This is a story about college, about fire and also about love.
Allison Lee is seventeen and off to college in the fall. So far, she’s been in love once (total catastrophe) and on fire twice (also pretty bad). Both love and fire have left their scars.
Looking a little more burnt chicken and a little less radiant phoenix, Allison takes up residence in Dylan Hall (a.k.a. Dyke Hall) at St. Joseph’s College, where she discovers the true gift of freshman year: the opportunity to reinvent yourself. Miles away from the high school she’s happy to leave behind, her all-female dorm is a strange new world, home to new social circles and challenges. Allison still feels like the odd girl out … until Shar appears. Beautiful and blinding, Shar quickly becomes the sun at the centre of Allison’s universe, drawing her in with dangerous allure.
Will Allison get burned again? And, if she does, what kind of scars will she earn this time?
I’ve been on a big “Canadian author” kick lately so I jumped at the chance to read Mariko Tamaki’s newest book, (You) Set Me on Fire.
I became invested in Allison’s story right from the start. It’s unique and more than a little strange. But then, Allison is strange, too, which was a nice change from all the perfect lead characters that are found in books. While reading, I felt like she was speaking directly to me, or that I was reading a letter she wrote. My only complaint about the writing is the use of caps lock all through the book. I started to find it annoying after awhile. I realize, however, that cap locks are extremely ‘teenagerish’ so that fact doesn’t bring down my review at all. It was just a personal preference.

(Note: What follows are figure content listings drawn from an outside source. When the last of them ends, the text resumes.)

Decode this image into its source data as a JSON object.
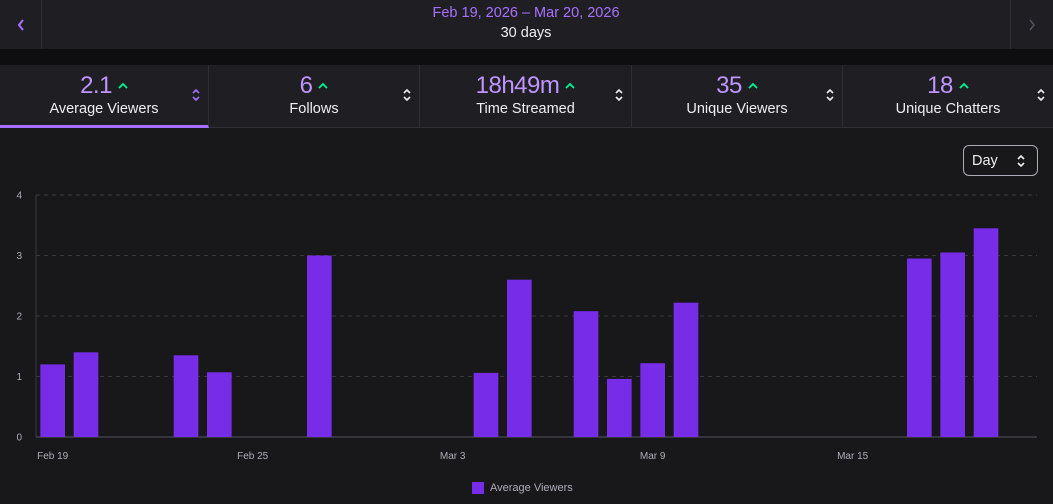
{
  "header": {
    "date_range": "Feb 19, 2026 – Mar 20, 2026",
    "period": "30 days"
  },
  "stats": [
    {
      "value": "2.1",
      "label": "Average Viewers",
      "active": true
    },
    {
      "value": "6",
      "label": "Follows",
      "active": false
    },
    {
      "value": "18h49m",
      "label": "Time Streamed",
      "active": false
    },
    {
      "value": "35",
      "label": "Unique Viewers",
      "active": false
    },
    {
      "value": "18",
      "label": "Unique Chatters",
      "active": false
    }
  ],
  "granularity": {
    "selected": "Day"
  },
  "colors": {
    "accent": "#a970ff",
    "value": "#bf94ff",
    "trend_up": "#00f593",
    "bar": "#772ce8"
  },
  "chart_data": {
    "type": "bar",
    "title": "",
    "xlabel": "",
    "ylabel": "",
    "ylim": [
      0,
      4
    ],
    "y_ticks": [
      0,
      1,
      2,
      3,
      4
    ],
    "x_tick_labels": [
      "Feb 19",
      "Feb 25",
      "Mar 3",
      "Mar 9",
      "Mar 15"
    ],
    "categories": [
      "Feb 19",
      "Feb 20",
      "Feb 21",
      "Feb 22",
      "Feb 23",
      "Feb 24",
      "Feb 25",
      "Feb 26",
      "Feb 27",
      "Feb 28",
      "Mar 1",
      "Mar 2",
      "Mar 3",
      "Mar 4",
      "Mar 5",
      "Mar 6",
      "Mar 7",
      "Mar 8",
      "Mar 9",
      "Mar 10",
      "Mar 11",
      "Mar 12",
      "Mar 13",
      "Mar 14",
      "Mar 15",
      "Mar 16",
      "Mar 17",
      "Mar 18",
      "Mar 19",
      "Mar 20"
    ],
    "series": [
      {
        "name": "Average Viewers",
        "values": [
          1.2,
          1.4,
          null,
          null,
          1.35,
          1.07,
          null,
          null,
          3.0,
          null,
          null,
          null,
          null,
          1.06,
          2.6,
          null,
          2.08,
          0.96,
          1.22,
          2.22,
          null,
          null,
          null,
          null,
          null,
          null,
          2.95,
          3.05,
          3.45,
          null
        ]
      }
    ],
    "legend": [
      "Average Viewers"
    ],
    "legend_position": "bottom-center",
    "grid": true
  }
}
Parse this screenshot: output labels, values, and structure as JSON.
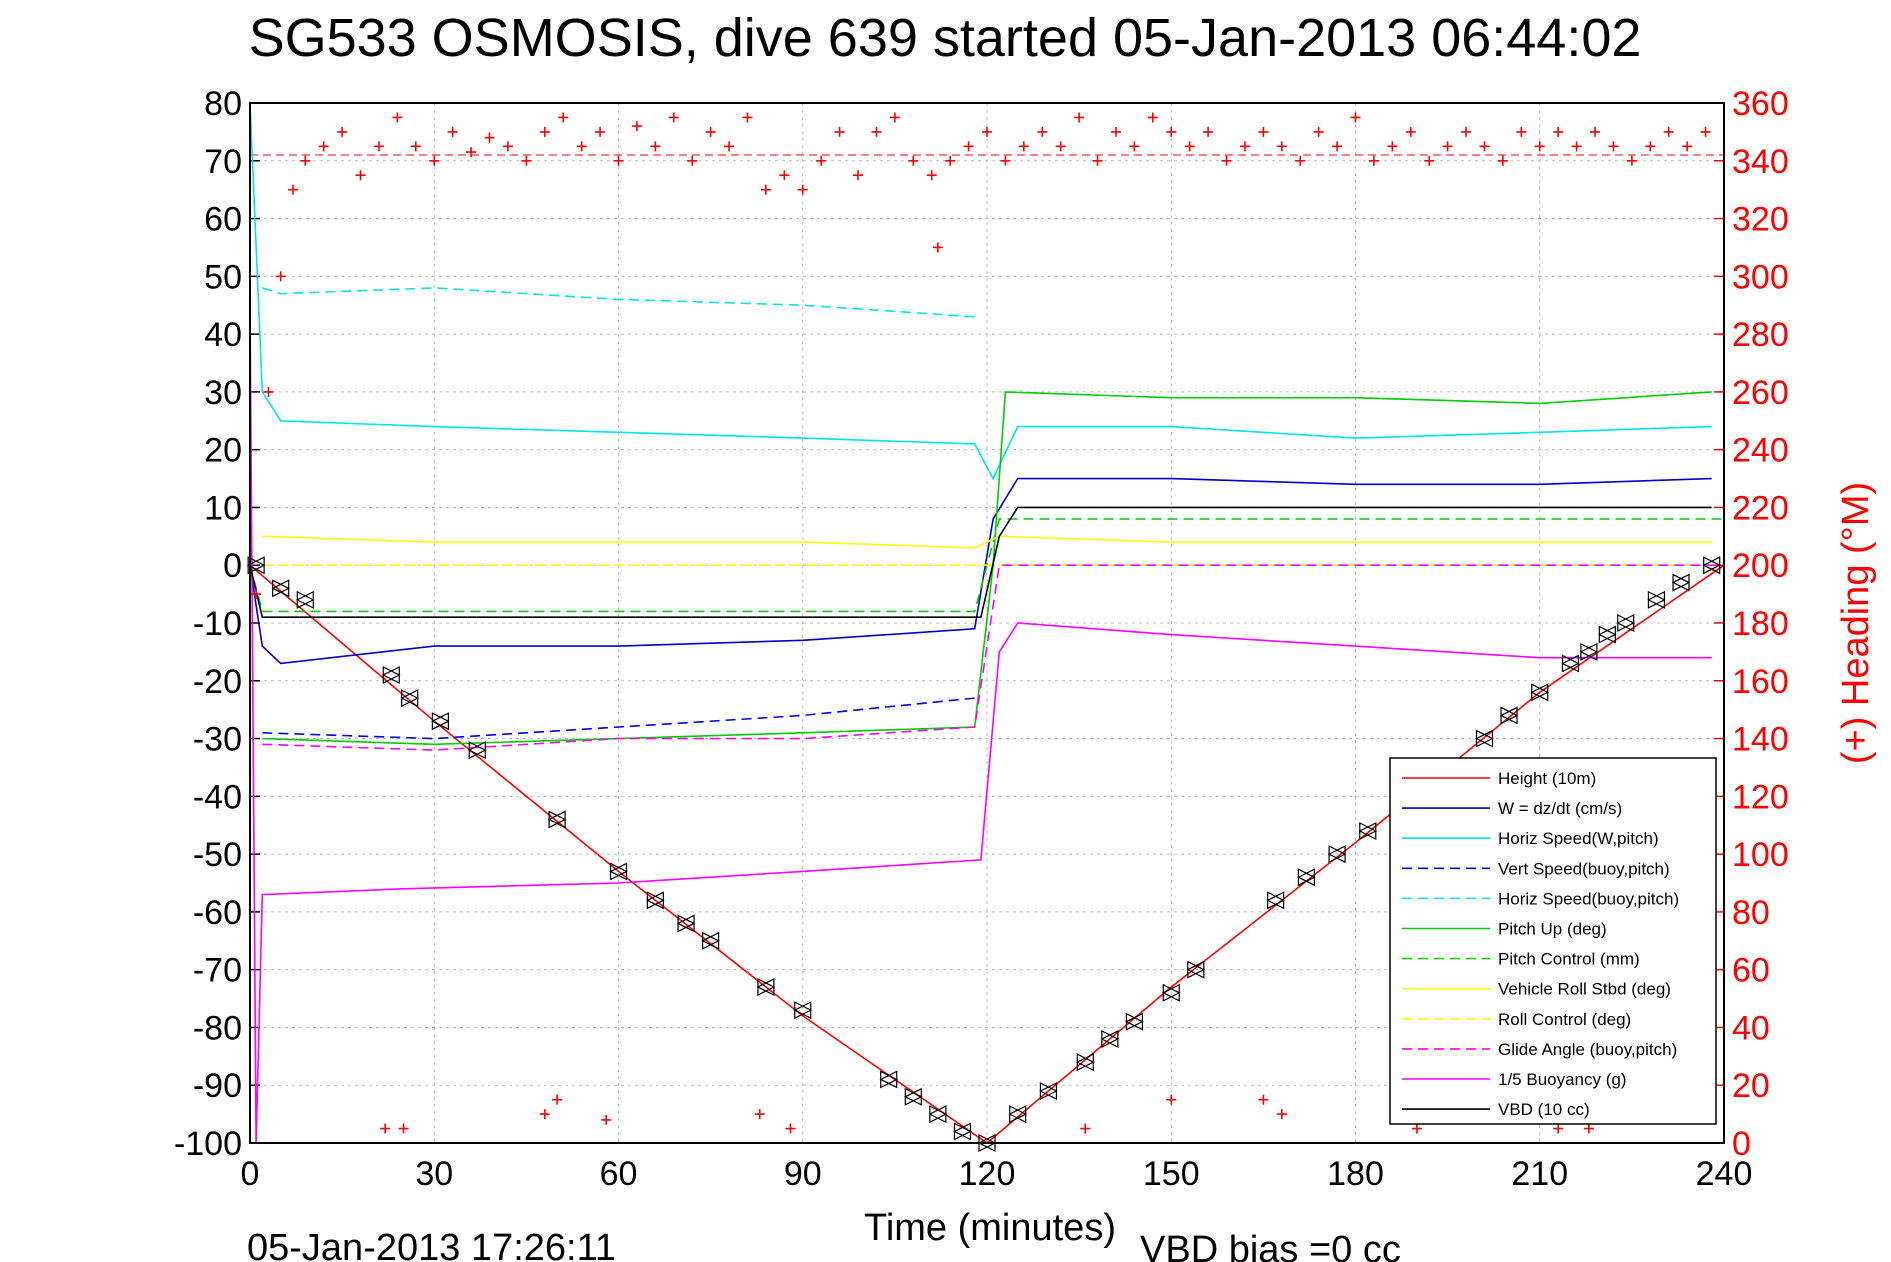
{
  "footer": {
    "timestamp": "05-Jan-2013 17:26:11",
    "vbd_bias": "VBD bias =0 cc"
  },
  "chart_data": {
    "type": "line",
    "title": "SG533 OSMOSIS, dive 639 started 05-Jan-2013 06:44:02",
    "xlabel": "Time (minutes)",
    "ylabel": "",
    "ylabel_right": "(+) Heading (°M)",
    "xlim": [
      0,
      240
    ],
    "ylim": [
      -100,
      80
    ],
    "ylim_right": [
      0,
      360
    ],
    "xticks": [
      "0",
      "30",
      "60",
      "90",
      "120",
      "150",
      "180",
      "210",
      "240"
    ],
    "yticks": [
      "80",
      "70",
      "60",
      "50",
      "40",
      "30",
      "20",
      "10",
      "0",
      "-10",
      "-20",
      "-30",
      "-40",
      "-50",
      "-60",
      "-70",
      "-80",
      "-90",
      "-100"
    ],
    "yticks_right": [
      "360",
      "340",
      "320",
      "300",
      "280",
      "260",
      "240",
      "220",
      "200",
      "180",
      "160",
      "140",
      "120",
      "100",
      "80",
      "60",
      "40",
      "20",
      "0"
    ],
    "grid": true,
    "legend_position": "bottom-right",
    "series": [
      {
        "name": "Height (10m)",
        "color": "#ff0000",
        "style": "solid",
        "x": [
          0,
          30,
          60,
          90,
          120,
          150,
          180,
          210,
          240
        ],
        "y": [
          0,
          -27,
          -53,
          -78,
          -100,
          -73,
          -48,
          -22,
          0
        ]
      },
      {
        "name": "W = dz/dt (cm/s)",
        "color": "#0000cc",
        "style": "solid",
        "x": [
          0,
          2,
          5,
          30,
          60,
          90,
          118,
          121,
          125,
          150,
          180,
          210,
          238
        ],
        "y": [
          0,
          -14,
          -17,
          -14,
          -14,
          -13,
          -11,
          8,
          15,
          15,
          14,
          14,
          15
        ]
      },
      {
        "name": "Horiz Speed(W,pitch)",
        "color": "#00e5e5",
        "style": "solid",
        "x": [
          0,
          2,
          5,
          30,
          60,
          90,
          118,
          121,
          125,
          150,
          180,
          210,
          238
        ],
        "y": [
          80,
          30,
          25,
          24,
          23,
          22,
          21,
          15,
          24,
          24,
          22,
          23,
          24
        ]
      },
      {
        "name": "Vert Speed(buoy,pitch)",
        "color": "#0000ff",
        "style": "dashed",
        "x": [
          2,
          30,
          60,
          90,
          118
        ],
        "y": [
          -29,
          -30,
          -28,
          -26,
          -23
        ]
      },
      {
        "name": "Horiz Speed(buoy,pitch)",
        "color": "#00e5e5",
        "style": "dashed",
        "x": [
          2,
          5,
          30,
          60,
          90,
          118
        ],
        "y": [
          48,
          47,
          48,
          46,
          45,
          43
        ]
      },
      {
        "name": "Pitch Up (deg)",
        "color": "#00cc00",
        "style": "solid",
        "x": [
          2,
          30,
          60,
          90,
          118,
          121,
          123,
          150,
          180,
          210,
          238
        ],
        "y": [
          -30,
          -31,
          -30,
          -29,
          -28,
          0,
          30,
          29,
          29,
          28,
          30
        ]
      },
      {
        "name": "Pitch Control (mm)",
        "color": "#00cc00",
        "style": "dashed",
        "x": [
          0,
          2,
          30,
          60,
          90,
          118,
          122,
          150,
          180,
          210,
          240
        ],
        "y": [
          0,
          -8,
          -8,
          -8,
          -8,
          -8,
          8,
          8,
          8,
          8,
          8
        ]
      },
      {
        "name": "Vehicle Roll Stbd (deg)",
        "color": "#ffff00",
        "style": "solid",
        "x": [
          2,
          30,
          60,
          90,
          118,
          122,
          150,
          180,
          210,
          238
        ],
        "y": [
          5,
          4,
          4,
          4,
          3,
          5,
          4,
          4,
          4,
          4
        ]
      },
      {
        "name": "Roll Control (deg)",
        "color": "#ffff00",
        "style": "dashed",
        "x": [
          2,
          30,
          60,
          90,
          118,
          122,
          150,
          180,
          210,
          238
        ],
        "y": [
          0,
          0,
          0,
          0,
          0,
          0,
          0,
          0,
          0,
          0
        ]
      },
      {
        "name": "Glide Angle (buoy,pitch)",
        "color": "#ff00ff",
        "style": "dashed",
        "x": [
          2,
          30,
          60,
          90,
          118,
          122,
          150,
          180,
          210,
          240
        ],
        "y": [
          -31,
          -32,
          -30,
          -30,
          -28,
          0,
          0,
          0,
          0,
          0
        ]
      },
      {
        "name": "1/5 Buoyancy (g)",
        "color": "#ff00ff",
        "style": "solid",
        "x": [
          0,
          1,
          2,
          25,
          60,
          90,
          119,
          122,
          125,
          150,
          180,
          210,
          238
        ],
        "y": [
          45,
          -100,
          -57,
          -56,
          -55,
          -53,
          -51,
          -15,
          -10,
          -12,
          -14,
          -16,
          -16
        ]
      },
      {
        "name": "VBD (10 cc)",
        "color": "#000000",
        "style": "solid",
        "x": [
          0,
          2,
          30,
          60,
          90,
          119,
          122,
          125,
          150,
          180,
          210,
          238
        ],
        "y": [
          0,
          -9,
          -9,
          -9,
          -9,
          -9,
          5,
          10,
          10,
          10,
          10,
          10
        ]
      }
    ],
    "heading_series": {
      "name": "(+) Heading",
      "color": "#ff0000",
      "marker": "+",
      "reference_line": 342,
      "x": [
        1,
        3,
        5,
        7,
        9,
        12,
        15,
        18,
        21,
        24,
        27,
        30,
        33,
        36,
        39,
        42,
        45,
        48,
        51,
        54,
        57,
        60,
        63,
        66,
        69,
        72,
        75,
        78,
        81,
        84,
        87,
        90,
        93,
        96,
        99,
        102,
        105,
        108,
        111,
        112,
        114,
        117,
        120,
        123,
        126,
        129,
        132,
        135,
        138,
        141,
        144,
        147,
        150,
        153,
        156,
        159,
        162,
        165,
        168,
        171,
        174,
        177,
        180,
        183,
        186,
        189,
        192,
        195,
        198,
        201,
        204,
        207,
        210,
        213,
        216,
        219,
        222,
        225,
        228,
        231,
        234,
        237
      ],
      "y": [
        190,
        260,
        300,
        330,
        340,
        345,
        350,
        335,
        345,
        355,
        345,
        340,
        350,
        343,
        348,
        345,
        340,
        350,
        355,
        345,
        350,
        340,
        352,
        345,
        355,
        340,
        350,
        345,
        355,
        330,
        335,
        330,
        340,
        350,
        335,
        350,
        355,
        340,
        335,
        310,
        340,
        345,
        350,
        340,
        345,
        350,
        345,
        355,
        340,
        350,
        345,
        355,
        350,
        345,
        350,
        340,
        345,
        350,
        345,
        340,
        350,
        345,
        355,
        340,
        345,
        350,
        340,
        345,
        350,
        345,
        340,
        350,
        345,
        350,
        345,
        350,
        345,
        340,
        345,
        350,
        345,
        350
      ]
    },
    "heading_low_series": {
      "x": [
        22,
        25,
        48,
        50,
        58,
        83,
        88,
        136,
        150,
        165,
        168,
        190,
        213,
        218
      ],
      "y": [
        5,
        5,
        10,
        15,
        8,
        10,
        5,
        5,
        15,
        15,
        10,
        5,
        5,
        5
      ]
    },
    "legend_markers": {
      "x": [
        1,
        5,
        9,
        23,
        26,
        31,
        37,
        50,
        60,
        66,
        71,
        75,
        84,
        90,
        104,
        108,
        112,
        116,
        120,
        125,
        130,
        136,
        140,
        144,
        150,
        154,
        167,
        172,
        177,
        182,
        196,
        201,
        205,
        210,
        215,
        218,
        221,
        224,
        229,
        233,
        238
      ],
      "y": [
        0,
        -4,
        -6,
        -19,
        -23,
        -27,
        -32,
        -44,
        -53,
        -58,
        -62,
        -65,
        -73,
        -77,
        -89,
        -92,
        -95,
        -98,
        -100,
        -95,
        -91,
        -86,
        -82,
        -79,
        -74,
        -70,
        -58,
        -54,
        -50,
        -46,
        -35,
        -30,
        -26,
        -22,
        -17,
        -15,
        -12,
        -10,
        -6,
        -3,
        0
      ]
    }
  }
}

The characters in the book are as weird and diverse as Allison. I love that! Nothing about them is cookie cutter at all. With the introduction of each new player in Allison’s story, the story was enriched. The entire book is unlike anything I’ve ever read and I sincerely appreciate that. Plus, I’ve never read anything where the main character is lesbian before. It gave her another layer and I enjoyed watching her grow – leaving teenagerdom behind and moving toward adulthood.